Tenet: “No Papers, No Opinions, No Program”

The WaPo has a very detailed story out about the 2004 IG Report. Most interesting, to me, is the suggestion that Tenet’s resignation on June 3, 2004 came amidst his refusal to continue the torture program without written authorization from the White House.

After the report was issued, then-CIA director George J. Tenet demanded that the Justice Department and the White House reaffirm their support for the agency’s harsh interrogation methods, even when used in combination, telling others at the time that "no papers, no opinions, no program." At a White House meeting in mid-2004, he resisted pressures to reinstate the program immediately, before receiving new legal authorization, according to a source familiar with the episode.

The Justice Department subsequently sent interim supporting opinions to the CIA, allowing its resumption after Tenet’s departure, and went on to complete three lengthy reports in 2005 that affirmed in detail the legality of the interrogation techniques with some new safeguards that the CIA had begun to implement in 2003.

And the story also explains–to a degree–why we got the three opinions we got in May 2005. The judgment of the report that the program was "degrading" was tied to the nudity involved.
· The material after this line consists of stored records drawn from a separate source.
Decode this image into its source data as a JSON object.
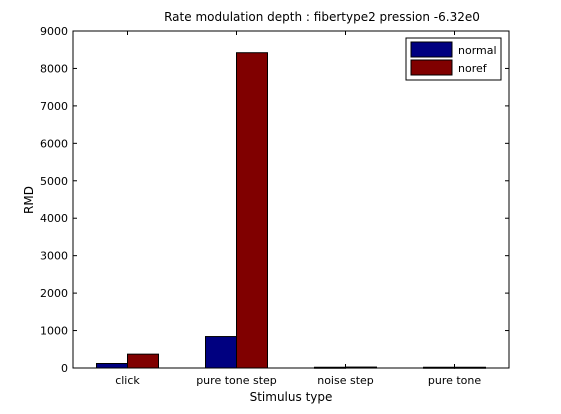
{
  "chart_data": {
    "type": "bar",
    "title": "Rate modulation depth : fibertype2 pression -6.32e0",
    "xlabel": "Stimulus type",
    "ylabel": "RMD",
    "categories": [
      "click",
      "pure tone step",
      "noise step",
      "pure tone"
    ],
    "series": [
      {
        "name": "normal",
        "color": "#000080",
        "values": [
          120,
          840,
          20,
          20
        ]
      },
      {
        "name": "noref",
        "color": "#800000",
        "values": [
          370,
          8420,
          25,
          20
        ]
      }
    ],
    "ylim": [
      0,
      9000
    ],
    "yticks": [
      0,
      1000,
      2000,
      3000,
      4000,
      5000,
      6000,
      7000,
      8000,
      9000
    ],
    "grid": false,
    "legend_position": "top-right"
  }
}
The report also expressed particular concern that questioners had violated a legal prohibition against "degrading" conduct by stripping detainees, sometimes in the presence of women, according to a source who has read it.

Which partly explains why the Techniques memo includes nudity–after the CIA had used it for three years. 

And the story ties the Combined memo to the combination of stress positions and sleep deprivation–which we know had already been found to be the cause of death in some detainees.  

The report further questioned the legality of using different combinations of techniques — for example, sleep deprivation combined with forced nudity and painful stress positions, according to sources familiar with the document. While Justice Department lawyers had determined in August 2002 that the individual techniques did not constitute torture, the report warned that using several techniques at once could have a far greater psychological impact, according to officials familiar with the document.

"The argument was that combining the techniques amounted to torture," said a former agency official who read the report. "In essence, [Helgerson] was arguing in 2004 that there were clear violations of international laws and domestic laws."

What was it Jonathan Fredman had said–if the detainee dies it’s torture? No, wait, he said "if the detainee dies, you’re doing it wrong."

In any case, that still doesn’t explain why Steven Bradbury got a last minute fax preparing him to include waterboarding in the Combined memo.